Field v. U.S. Bank, N.A., No. B309111 (D2d8 Jun. 9, 2022)
In a wrongful foreclosure case, the Bank propounded an interrogatory on Plaintiff, asking whether it was her contention that she did not receive the appropriate form of notice, and if so, to explain the facts in support. Plaintiff answered, simply, but un-enlighentingly, “unsure.”
So the bank moved for SJ, arguing in part that there was no evidence of any notice violation. In response, Plaintiff “claim[ed] with new-found certainty that she had never received th[e] notice.” The trial court granted summary judgment nonetheless.
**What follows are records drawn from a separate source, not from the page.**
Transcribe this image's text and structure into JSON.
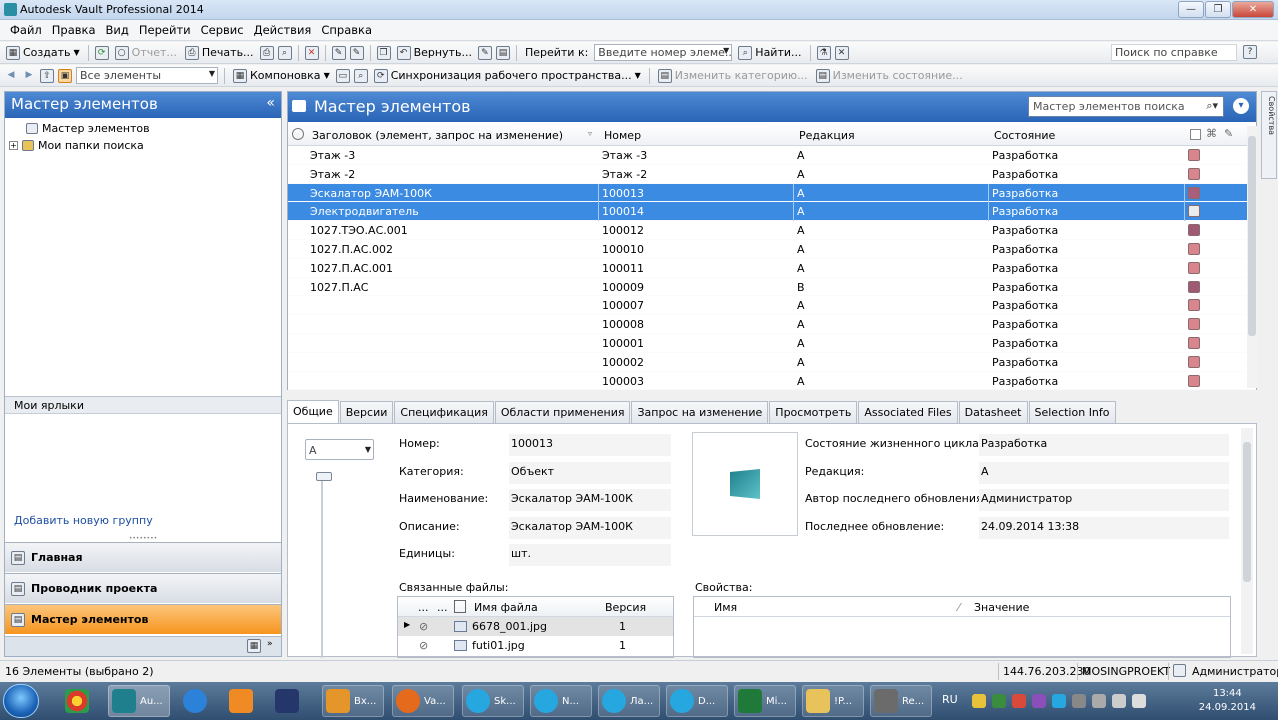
{
  "window": {
    "title": "Autodesk Vault Professional 2014"
  },
  "menu": [
    "Файл",
    "Правка",
    "Вид",
    "Перейти",
    "Сервис",
    "Действия",
    "Справка"
  ],
  "toolbar1": {
    "create": "Создать",
    "report": "Отчет...",
    "print": "Печать...",
    "back": "Вернуть...",
    "goto": "Перейти к:",
    "goto_placeholder": "Введите номер элеме...",
    "find": "Найти...",
    "help_search": "Поиск по справке"
  },
  "toolbar2": {
    "filter": "Все элементы",
    "layout": "Компоновка",
    "sync": "Синхронизация рабочего пространства...",
    "change_category": "Изменить категорию...",
    "change_state": "Изменить состояние..."
  },
  "left": {
    "title": "Мастер элементов",
    "tree": [
      "Мастер элементов",
      "Мои папки поиска"
    ],
    "shortcuts": "Мои ярлыки",
    "add_group": "Добавить новую группу",
    "nav": [
      "Главная",
      "Проводник проекта",
      "Мастер элементов"
    ]
  },
  "main": {
    "title": "Мастер элементов",
    "search_placeholder": "Мастер элементов поиска",
    "columns": [
      "Заголовок (элемент, запрос на изменение)",
      "Номер",
      "Редакция",
      "Состояние"
    ],
    "rows": [
      {
        "title": "Этаж -3",
        "number": "Этаж -3",
        "rev": "A",
        "state": "Разработка",
        "color": "#d9858d",
        "sel": false
      },
      {
        "title": "Этаж -2",
        "number": "Этаж -2",
        "rev": "A",
        "state": "Разработка",
        "color": "#d9858d",
        "sel": false
      },
      {
        "title": "Эскалатор ЭАМ-100К",
        "number": "100013",
        "rev": "A",
        "state": "Разработка",
        "color": "#a95e7c",
        "sel": true
      },
      {
        "title": "Электродвигатель",
        "number": "100014",
        "rev": "A",
        "state": "Разработка",
        "color": "#e8ecf1",
        "sel": true
      },
      {
        "title": "1027.ТЭО.АС.001",
        "number": "100012",
        "rev": "A",
        "state": "Разработка",
        "color": "#9e5a75",
        "sel": false
      },
      {
        "title": "1027.П.АС.002",
        "number": "100010",
        "rev": "A",
        "state": "Разработка",
        "color": "#d9858d",
        "sel": false
      },
      {
        "title": "1027.П.АС.001",
        "number": "100011",
        "rev": "A",
        "state": "Разработка",
        "color": "#d9858d",
        "sel": false
      },
      {
        "title": "1027.П.АС",
        "number": "100009",
        "rev": "B",
        "state": "Разработка",
        "color": "#9e5a75",
        "sel": false
      },
      {
        "title": "",
        "number": "100007",
        "rev": "A",
        "state": "Разработка",
        "color": "#d9858d",
        "sel": false
      },
      {
        "title": "",
        "number": "100008",
        "rev": "A",
        "state": "Разработка",
        "color": "#d9858d",
        "sel": false
      },
      {
        "title": "",
        "number": "100001",
        "rev": "A",
        "state": "Разработка",
        "color": "#d9858d",
        "sel": false
      },
      {
        "title": "",
        "number": "100002",
        "rev": "A",
        "state": "Разработка",
        "color": "#d9858d",
        "sel": false
      },
      {
        "title": "",
        "number": "100003",
        "rev": "A",
        "state": "Разработка",
        "color": "#d9858d",
        "sel": false
      }
    ]
  },
  "tabs": [
    "Общие",
    "Версии",
    "Спецификация",
    "Области применения",
    "Запрос на изменение",
    "Просмотреть",
    "Associated Files",
    "Datasheet",
    "Selection Info"
  ],
  "details": {
    "rev_select": "A",
    "left_fields": [
      {
        "label": "Номер:",
        "value": "100013"
      },
      {
        "label": "Категория:",
        "value": "Объект"
      },
      {
        "label": "Наименование:",
        "value": "Эскалатор ЭАМ-100К"
      },
      {
        "label": "Описание:",
        "value": "Эскалатор ЭАМ-100К"
      },
      {
        "label": "Единицы:",
        "value": "шт."
      }
    ],
    "right_fields": [
      {
        "label": "Состояние жизненного цикла:",
        "value": "Разработка"
      },
      {
        "label": "Редакция:",
        "value": "A"
      },
      {
        "label": "Автор последнего обновления:",
        "value": "Администратор"
      },
      {
        "label": "Последнее обновление:",
        "value": "24.09.2014 13:38"
      }
    ],
    "files_label": "Связанные файлы:",
    "files_cols": [
      "...",
      "...",
      "Имя файла",
      "Версия"
    ],
    "files": [
      {
        "name": "6678_001.jpg",
        "ver": "1"
      },
      {
        "name": "futi01.jpg",
        "ver": "1"
      }
    ],
    "props_label": "Свойства:",
    "props_cols": [
      "Имя",
      "Значение"
    ]
  },
  "status": {
    "left": "16 Элементы (выбрано 2)",
    "ip": "144.76.203.230",
    "server": "MOSINGPROEKT",
    "user": "Администратор"
  },
  "taskbar": {
    "apps": [
      "Au...",
      "Вх...",
      "Va...",
      "Sk...",
      "N...",
      "Ла...",
      "D...",
      "Mi...",
      "!P...",
      "Re..."
    ],
    "lang": "RU",
    "time": "13:44",
    "date": "24.09.2014"
  }
}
Plaintiff appeals, in part based on the idea that her rog response shouldn’t have precluded her from introducing evidence that the appropriate notice was not, in fact, given. But the Court of Appeal, in a characteristically blunt opinion by Justice Wiley, calls bullshit.
Responding to Plaintiff’s assertion that it was unjust to grant SJ based on her one-word answer to a basic interrogatory asking for information clearly with her knowledge, the Court responds that “[w]hat is unjust is discovery abuse.” “What Field should have done was answer this simple contention interrogatory unambiguously, forthrightly, and truthfully. If her contention was she never got notice of the trustee’s sale, she had to say so and to provide the facts related to this contention.”
And then the money quote to be quoted in many a future brief : “A party opposing summary judgment may not move the target after the proponent has launched its arrow.”
Affirmed.
Having been in this spot as a defendant moving for SJ, this opinion is awesome.
But, as the Court points out “section 2030.310 provides a mechanism for parties to amend responses to interrogatories under certain circumstances, yet Field did not attempt to amend.” What if, the day before Plaintiff filed her opp, she amended her reg responses to incorporate what she would claim in opposition? I have, over the years, written about cases that say that would have been good enough to beat summaryjudgment.
There needs to be a clearer rule here. As I discussed in my prior posts, at minimum, whether a moving defendant can meet its burden should be ascertained based on the rog responses in effect at the time an SJ motion is filed, not those on file two months-plus later when the opposition comes in. To say that the movant retroactively failed to meet its burden, based on some post-motion amendment, is a recipe for gamesmanship.
And then if, once an SJ is on file, the opponent wants to amend its responses to support the existence of disputes of fact, § 2030.310(c) is implicated. It says that a party answering an interrogatory can be forced to stick with a prior response only if:
“(1) The initial failure of the responding party to answer the interrogatory correctly has substantially prejudiced the party who propounded the interrogatory.
(2) The responding party has failed to show substantial justification for the initial answer to that interrogatory.
(3) The prejudice to the propounding party cannot be cured either by a continuance to permit further discovery or by the use of the initial answer [for impeachment].”
It seems to me, in the SJ context, when a non-moving party gives junky original responses to interrogatories, elements (1) and (3) of § 2030.310(c) should basically follow axiomatically, provided element (2) is established.
That is, if at the time a party moves for SJ, the opponent has made only obviously and unjustifiably deficient responses but tries to amend around them without a good reason to do so, the moving party is substantially prejudiced. After all, it can’t get its meritorious motion decided under the prevailing standard due to its opponent’s discovery abuse. And if there’s no substantial justification for the belated amendment, a continuance doesn’t fix that prejudice. Because the issue is not that the non-moving party didn’t have time to take adequate discovery, but instead, that it was just playing games. As the Court puts it here: “Trial courts encountering such an abuse are free to disregard a later declaration that hopes to supplant tactical or slothful ambiguity with tardy specificity.”
On the other hand, if the moving party was late to produce discovery, or if previously unknown evidence legitimately comes to light after an SJ is filed, of course it is substantially justifiable to permit amendment and not stick the non-moving party with its original interrogatory answers. In that case, (1) and (3) don’t even need to come into play.